Rekomendowane odpowiedzi

Ja widziałem trzy egzemplarze w prywatnych rękach w takim stanie (łącznie z tym na sprzedaż), wszystko w kujawsko-pomorskim"

Pozostaje mi tylko pogratulować.

Najwyrazniej obracam sie wsrod szmaciarzy, bo nie dane mi było...
Odnośnik do komentarza
Udostępnij na innych stronach

Chodziło mi o to , że bardzo rzadko na portalach aukcyjnych są takie rarytasy, a porównać chciałem ceny ,ale nie ma z czym? pusta sieć ...
Nie chce kupić ,ale wpadne jacenty2004 o 5,45 bądz gotów pozdrawiam.
Odnośnik do komentarza
Udostępnij na innych stronach

A kolega R51 już wpadł w ten swój cyniczno-ironiczny ton, hehe :) Ech, nie o to mi chodziło.

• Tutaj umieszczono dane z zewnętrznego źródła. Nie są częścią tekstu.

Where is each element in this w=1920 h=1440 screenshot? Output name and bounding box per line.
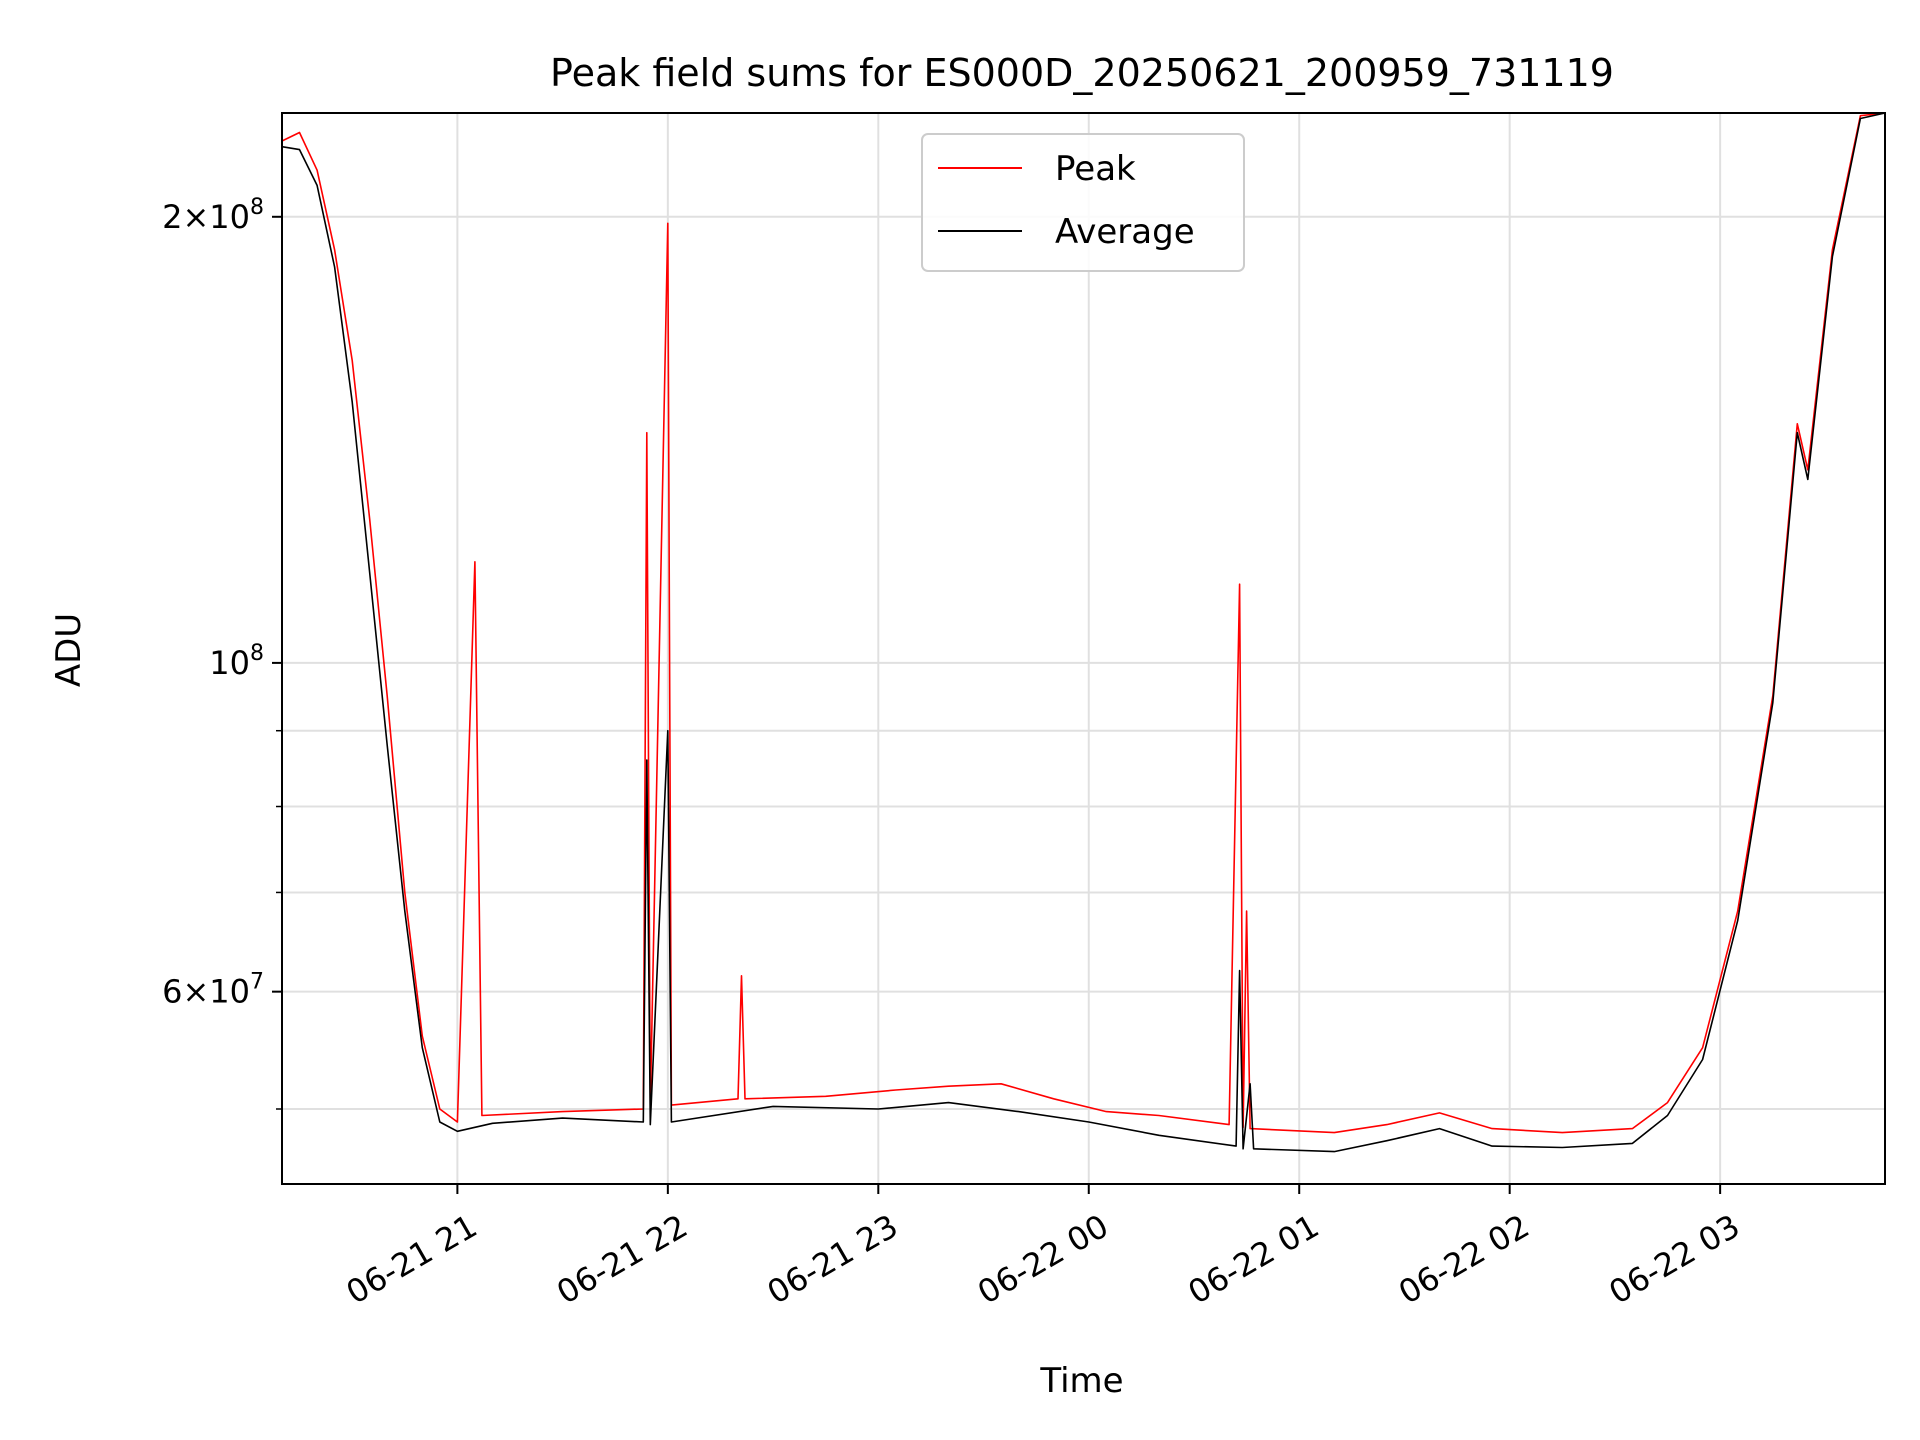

Właściwie nigdy nie miałem porządnej kolekcji" broni, przez łapy przeszło z kilkanaście, może dwadzieścia kilka przyzwoitych sztuk, które wówczas nie były niczym dziwnym i strasznie poszukiwanym. W obecnych reliach może na kimś robiłoby to wrażenie, wtedy nie. A gratulować to chyba nie ma czego, bo podobnie jak teraz, na Ura nie było mnie i wówczas stać, zresztą 3 tysiaki to była spora cena, skoro MG-42 w podobnym stanie kosztował 500, a wojenna PPSz np. 150 zł. Ceny może wzrosną, ilukrotnie to chyba nikt nie jest w stanie powiedzieć. Argument na zasadzie że czegoś się nie widuje na portalach aukcyjnych jest nietrafiony z wielu ogólnie chyba znanym wszystkim tutaj względów, m.in. z tych samych względów dla których ja od wielu lat nie posiadam ani jednej sztuki nawet najbardziej popularnej broni.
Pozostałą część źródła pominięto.